“Yeah”, with excitement on our faces, we all
said when we were told we would be going to the National Conservation Centre at
Lekki. We were having a writing workshop which was already in its third day. I
had not been to the conservation centre before that day. I imagined what it
would be like with some amazement on my face. I thought of the scenery, the
elephants, crocodiles, lions, chimpanzees and every animal I had seen before. I
had been to the zoo at the University of Ibadan but there, the animals there
were caged. I had heard that those at the conservation centre were not as they
were free to move from one place to another. Delighted, I prepared for the
excursion.
We got
to the centre in a few minutes after we left the Dover Hotel we had camped for
the workshop. We were welcomed by the beautiful scenery, a well kept environment
with grasses, flowers and tall trees all around. The tortoise with its cracked
shell was the first animal we saw, crawling on the grass at the centre of a roundabout
a few metres from the gate made for cars to turn back toward the gate. We took
photographs with it. A very shy one I remember as it moved away when we
gathered around it. Not too far, a beautiful bird moved, it was the peacock
with its flowery feathers going all the way down like the gown of a princess or
a bride’s train on her wedding day. It moved with Pride.

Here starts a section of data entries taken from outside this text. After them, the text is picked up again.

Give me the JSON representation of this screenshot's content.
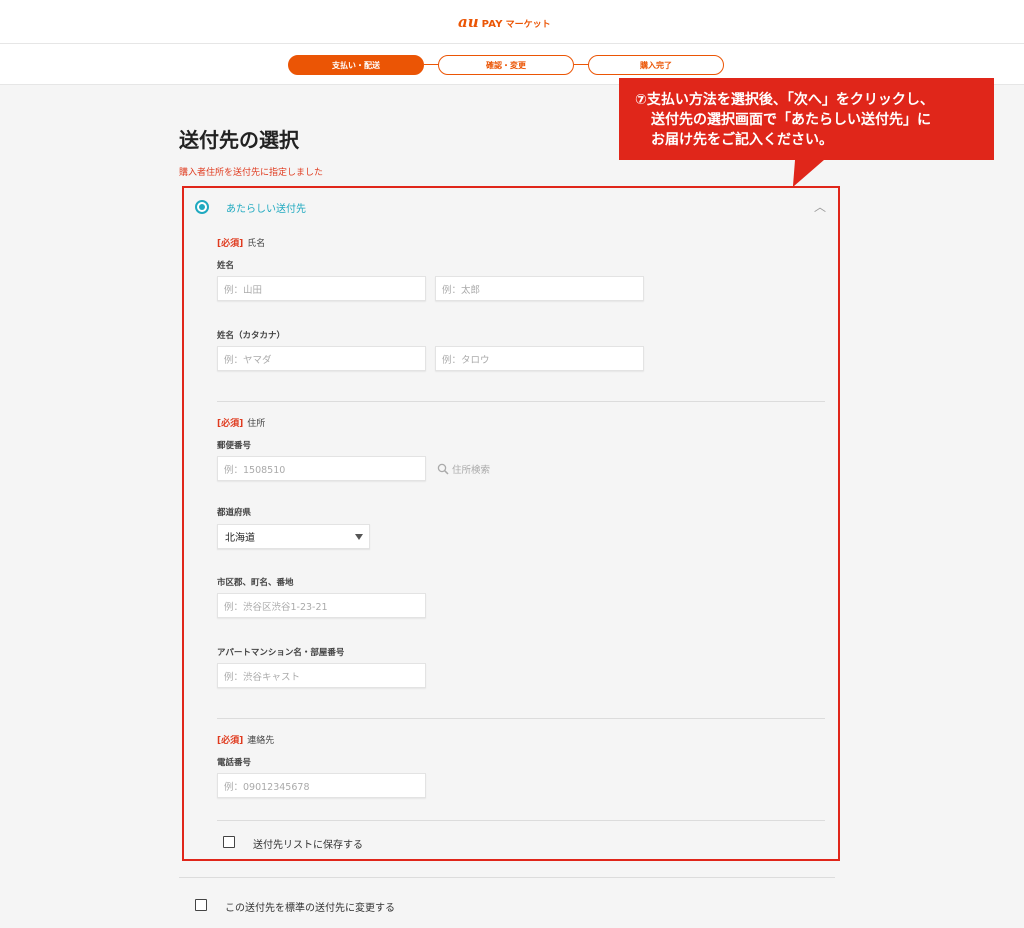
{
  "header": {
    "logo_au": "au",
    "logo_pay": "PAY",
    "logo_market": "マーケット"
  },
  "steps": [
    {
      "label": "支払い・配送",
      "active": true
    },
    {
      "label": "確認・変更",
      "active": false
    },
    {
      "label": "購入完了",
      "active": false
    }
  ],
  "page": {
    "title": "送付先の選択",
    "notice": "購入者住所を送付先に指定しました"
  },
  "callout": {
    "line1": "⑦支払い方法を選択後、「次へ」をクリックし、",
    "line2": "送付先の選択画面で「あたらしい送付先」に",
    "line3": "お届け先をご記入ください。"
  },
  "option": {
    "label": "あたらしい送付先"
  },
  "name_section": {
    "required": "[必須]",
    "title": "氏名",
    "kanji_label": "姓名",
    "last_placeholder": "例：山田",
    "first_placeholder": "例：太郎",
    "kana_label": "姓名（カタカナ）",
    "last_kana_placeholder": "例：ヤマダ",
    "first_kana_placeholder": "例：タロウ"
  },
  "address_section": {
    "required": "[必須]",
    "title": "住所",
    "postal_label": "郵便番号",
    "postal_placeholder": "例：1508510",
    "search_label": "住所検索",
    "prefecture_label": "都道府県",
    "prefecture_value": "北海道",
    "city_label": "市区郡、町名、番地",
    "city_placeholder": "例：渋谷区渋谷1-23-21",
    "building_label": "アパートマンション名・部屋番号",
    "building_placeholder": "例：渋谷キャスト"
  },
  "contact_section": {
    "required": "[必須]",
    "title": "連絡先",
    "phone_label": "電話番号",
    "phone_placeholder": "例：09012345678"
  },
  "save_to_list": "送付先リストに保存する",
  "set_default": "この送付先を標準の送付先に変更する"
}
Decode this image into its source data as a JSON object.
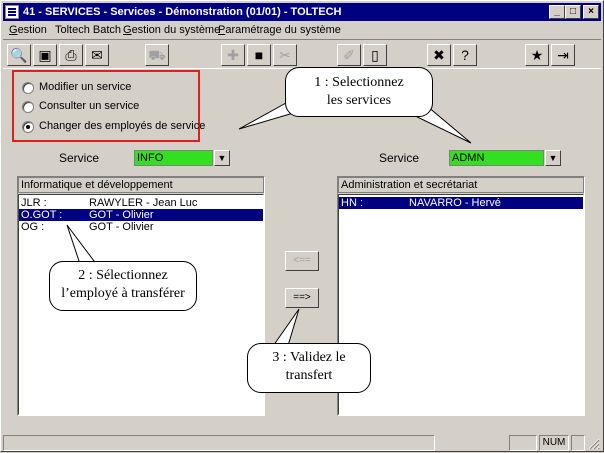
{
  "window": {
    "title": "41 - SERVICES - Services - Démonstration (01/01) - TOLTECH",
    "btn_minimize": "_",
    "btn_maximize": "□",
    "btn_close": "×"
  },
  "menu": [
    {
      "label": "Gestion",
      "u": "G",
      "rest": "estion"
    },
    {
      "label": "Toltech Batch",
      "u": "",
      "rest": "Toltech Batch"
    },
    {
      "label": "Gestion du système",
      "u": "G",
      "rest": "estion du système"
    },
    {
      "label": "Paramétrage du système",
      "u": "P",
      "rest": "aramétrage du système"
    }
  ],
  "toolbar": {
    "icons": [
      "search-icon",
      "camera-icon",
      "printer-icon",
      "envelope-icon",
      "truck-icon",
      "add-icon",
      "save-icon",
      "cut-icon",
      "edit-icon",
      "new-page-icon",
      "excel-icon",
      "help-pointer-icon",
      "magic-wand-icon",
      "exit-door-icon"
    ]
  },
  "radio_group": {
    "options": [
      {
        "label": "Modifier un service",
        "checked": false
      },
      {
        "label": "Consulter un service",
        "checked": false
      },
      {
        "label": "Changer des employés de service",
        "checked": true
      }
    ]
  },
  "callouts": {
    "c1_line1": "1 : Selectionnez",
    "c1_line2": "les services",
    "c2_line1": "2 : Sélectionnez",
    "c2_line2": "l’employé à transférer",
    "c3_line1": "3 : Validez le",
    "c3_line2": "transfert"
  },
  "left": {
    "service_label": "Service",
    "service_value": "INFO",
    "list_header": "Informatique et développement",
    "rows": [
      {
        "code": "JLR :",
        "name": "RAWYLER - Jean Luc",
        "selected": false
      },
      {
        "code": "O.GOT :",
        "name": "GOT - Olivier",
        "selected": true
      },
      {
        "code": "OG :",
        "name": "GOT - Olivier",
        "selected": false
      }
    ]
  },
  "right": {
    "service_label": "Service",
    "service_value": "ADMN",
    "list_header": "Administration et secrétariat",
    "rows": [
      {
        "code": "HN :",
        "name": "NAVARRO - Hervé",
        "selected": true
      }
    ]
  },
  "buttons": {
    "move_left": "<==",
    "move_right": "==>"
  },
  "status": {
    "num": "NUM"
  },
  "colors": {
    "selection": "#000080",
    "combo_bg": "#33e020",
    "highlight_border": "#e02020"
  }
}
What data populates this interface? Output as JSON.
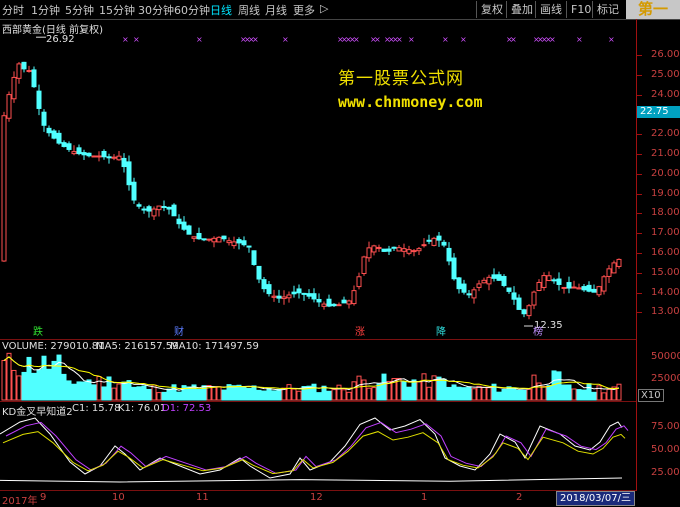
{
  "toolbar": {
    "left": [
      "分时",
      "1分钟",
      "5分钟",
      "15分钟",
      "30分钟",
      "60分钟",
      "日线",
      "周线",
      "月线",
      "更多"
    ],
    "active": "日线",
    "more_arrow": "▷",
    "right": [
      "复权",
      "叠加",
      "画线",
      "F10",
      "标记"
    ],
    "logo": "第一"
  },
  "header": {
    "title": "西部黄金(日线 前复权)"
  },
  "watermark": {
    "line1": "第一股票公式网",
    "line2": "www.chnmoney.com"
  },
  "price_axis": {
    "labels": [
      "26.00",
      "25.00",
      "24.00",
      "23.00",
      "22.00",
      "21.00",
      "20.00",
      "19.00",
      "18.00",
      "17.00",
      "16.00",
      "15.00",
      "14.00",
      "13.00"
    ],
    "current": "22.75"
  },
  "annotations": {
    "high": "26.92",
    "low": "12.35"
  },
  "markers": {
    "glyph": "×",
    "count_text": "×"
  },
  "events": [
    {
      "label": "跌",
      "color": "#30e030"
    },
    {
      "label": "财",
      "color": "#5b7bff"
    },
    {
      "label": "涨",
      "color": "#ff4040"
    },
    {
      "label": "降",
      "color": "#30e0e0"
    },
    {
      "label": "榜",
      "color": "#c090ff"
    }
  ],
  "volume": {
    "title": "VOLUME: 279010.81",
    "ma5": "MA5: 216157.59",
    "ma10": "MA10: 171497.59",
    "axis": [
      "50000",
      "25000"
    ],
    "unit": "X10"
  },
  "kd": {
    "title": "KD金叉早知道2",
    "c1": "C1: 15.78",
    "k1": "K1: 76.01",
    "d1": "D1: 72.53",
    "axis": [
      "75.00",
      "50.00",
      "25.00"
    ]
  },
  "xaxis": {
    "labels": [
      "2017年",
      "9",
      "10",
      "11",
      "12",
      "1",
      "2"
    ],
    "date": "2018/03/07/三"
  },
  "colors": {
    "up": "#ff5050",
    "down": "#50ffff",
    "bg": "#000000",
    "axis": "#a01010"
  }
}
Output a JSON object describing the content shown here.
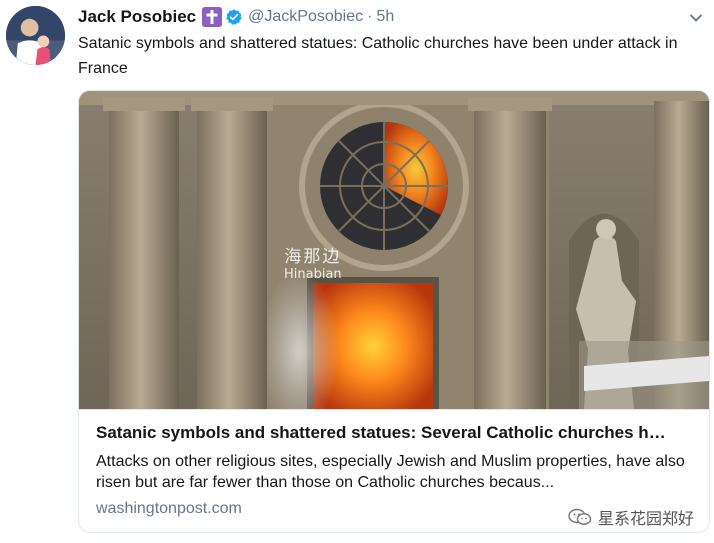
{
  "author": {
    "display_name": "Jack Posobiec",
    "handle": "@JackPosobiec",
    "separator": "·",
    "timestamp": "5h",
    "verified": true,
    "badge_icon": "latin-cross-icon",
    "badge_color": "#8e5ec2",
    "verified_color": "#1da1f2"
  },
  "tweet": {
    "text": "Satanic symbols and shattered statues: Catholic churches have been under attack in France"
  },
  "card": {
    "image_watermark_cn": "海那边",
    "image_watermark_en": "Hinabian",
    "title": "Satanic symbols and shattered statues: Several Catholic churches h…",
    "description": "Attacks on other religious sites, especially Jewish and Muslim properties, have also risen but are far fewer than those on Catholic churches becaus...",
    "domain": "washingtonpost.com"
  },
  "footer_watermark": {
    "text": "星系花园郑好",
    "icon": "wechat-icon"
  },
  "colors": {
    "text_primary": "#14171a",
    "text_secondary": "#657786",
    "border": "#e1e8ed"
  }
}
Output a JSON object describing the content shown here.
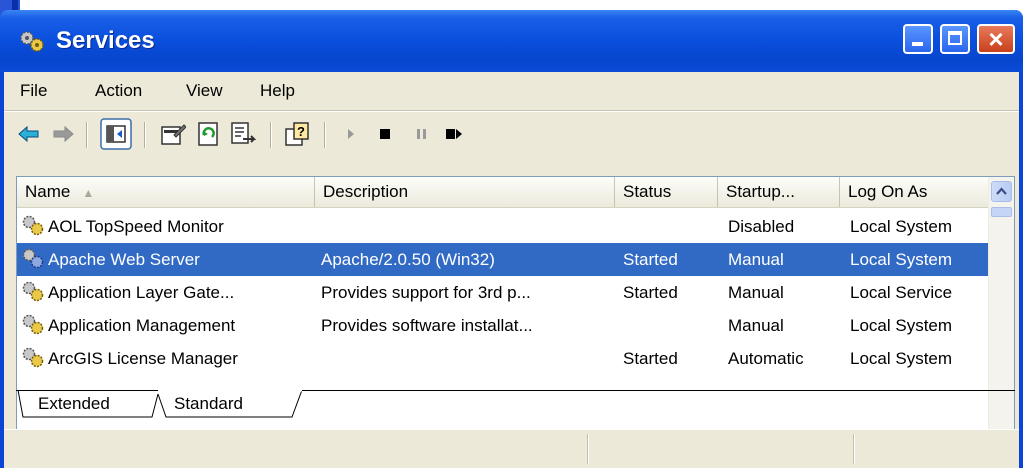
{
  "window": {
    "title": "Services",
    "icon": "services-gears-icon",
    "controls": [
      "minimize-icon",
      "maximize-icon",
      "close-icon"
    ]
  },
  "menu": [
    {
      "label": "File"
    },
    {
      "label": "Action"
    },
    {
      "label": "View"
    },
    {
      "label": "Help"
    }
  ],
  "toolbar": {
    "icons": [
      "back-arrow-icon",
      "forward-arrow-icon",
      "show-hide-console-tree-icon",
      "properties-icon",
      "refresh-icon",
      "export-list-icon",
      "help-icon",
      "start-service-icon",
      "stop-service-icon",
      "pause-service-icon",
      "restart-service-icon"
    ]
  },
  "list": {
    "columns": [
      "Name",
      "Description",
      "Status",
      "Startup...",
      "Log On As"
    ],
    "sort_column": "Name",
    "rows": [
      {
        "name": "AOL TopSpeed Monitor",
        "description": "",
        "status": "",
        "startup": "Disabled",
        "logon": "Local System",
        "selected": false
      },
      {
        "name": "Apache Web Server",
        "description": "Apache/2.0.50 (Win32)",
        "status": "Started",
        "startup": "Manual",
        "logon": "Local System",
        "selected": true
      },
      {
        "name": "Application Layer Gate...",
        "description": "Provides support for 3rd p...",
        "status": "Started",
        "startup": "Manual",
        "logon": "Local Service",
        "selected": false
      },
      {
        "name": "Application Management",
        "description": "Provides software installat...",
        "status": "",
        "startup": "Manual",
        "logon": "Local System",
        "selected": false
      },
      {
        "name": "ArcGIS License Manager",
        "description": "",
        "status": "Started",
        "startup": "Automatic",
        "logon": "Local System",
        "selected": false
      }
    ]
  },
  "tabs": [
    {
      "label": "Extended",
      "active": false
    },
    {
      "label": "Standard",
      "active": true
    }
  ],
  "colors": {
    "titlebar": "#0a4fde",
    "selection": "#316ac5",
    "close_button": "#d4502c"
  }
}
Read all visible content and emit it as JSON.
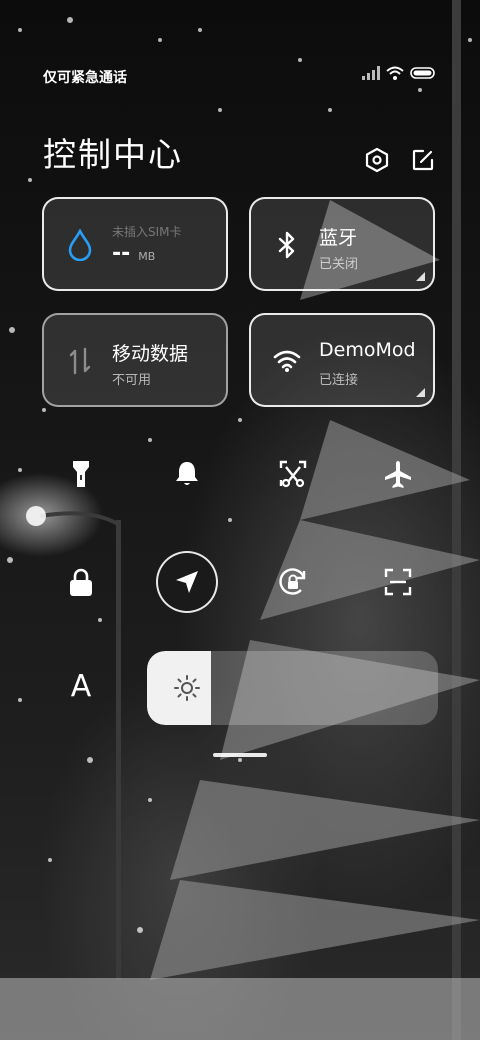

Moving further, we got to a bridge, made of wood
of equal sizes joined together. It would lead us round the centre, back to
where we started in a circular form. There were tall trees on opposite ends of
the bridge with a swamp underneath. A forest I called it. We would walk on this
bridge for the next forty-five minutes. It was like a never ending bridge I
must say. I was amazed by the stillness of the tall trees around, the graceful
cover they provided from the rays of the sun with their far-reaching branches
spanning over ten meters, the beauty
they radiated from their green coloured leaves and the life they gave as my
senses thought on the process of photosynthesis going on. I marvelled at the
bottom of a tree that looked like the leg of a T-Rex dinosaur I had seen in
cartoons I watched as a kid. “Maybe they were turned to trees”, I imagined. The
swamp beneath me moved slowly that a snail would win a prize if placed side by
side in a race.
We got to a shed. It had a wooden signpost on
the side with an inscription boldly written, “Alligators”. I entered with my
colleagues. I walked in and bent to take a look through a small opening made
for people to stick their heads out and have a view of the scenery. The swamp
was deeper than that on the path the bridge was constructed. There was a large
portion of the surface covered with a green substance I imagined to be algae
with shrubs around. Maybe the depth was the reason why I didn’t see any
alligator, no one did. Not even the top of their roughly formed body as I
usually see on TV. “Could they be hiding
underneath?” I had thought. We looked disappointed as we walked out of the shed
hoping to see some other creatures.
It was a long walk. No sight of any animal till
we got to a point where we heard sounds from the top of a tree. Hoof! Hoof! We
saw the branches on the trees sway from left to right and we walked faster to
the point so we could have a view of the creature making the noise. “It is a
Gorilla”, someone said behind. “No, a chimp”, another colleague said. With
expectations set high, and our heads lifted as we walked along, we rushed to
the point where the movement was made. I saw a large tree house at the top, a
high ladder connected to it from the bottom where one could climb onto from the
bridge. “Obviously, this would be for a Gorilla”, I said to myself. We looked
around the now still trees and we saw nothing apart from the branches of the
trees and the rays of the sun through them. It probably hid itself at the top
of the tree. It couldn’t have stayed at the top of the tree house because a
colleague, Rahman with some courage climbed to see the house. Three of my
colleagues had attempted but were scared of the fiery animal they had pictured
in their minds. “Julius, do you have a will?” someone had shouted earlier as
Julius made an attempt to climb. He
decided against it after three steps. “There’s nothing there”, I heard Rahman
say as he came down. We waited for about
five minutes at the spot but there was no sign of any creature. We did not see
any other except two monkey dangling from one branch to the other as we walked
to the exit. On seeing the end of the bridge, someone shouted, “Yippee! And ran
all the way to the sunlight we had been deprived of for the past forty-five
minutes.
Stepping off the bridge, the heat from the sun
touched my skin, I realised I hadn’t noticed the coolness of the forest I just
left. It had been calm except for the noises we made. “I’m glad this is beyond
the reach of the common man, he’ll do harm to this haven”. I said to myself.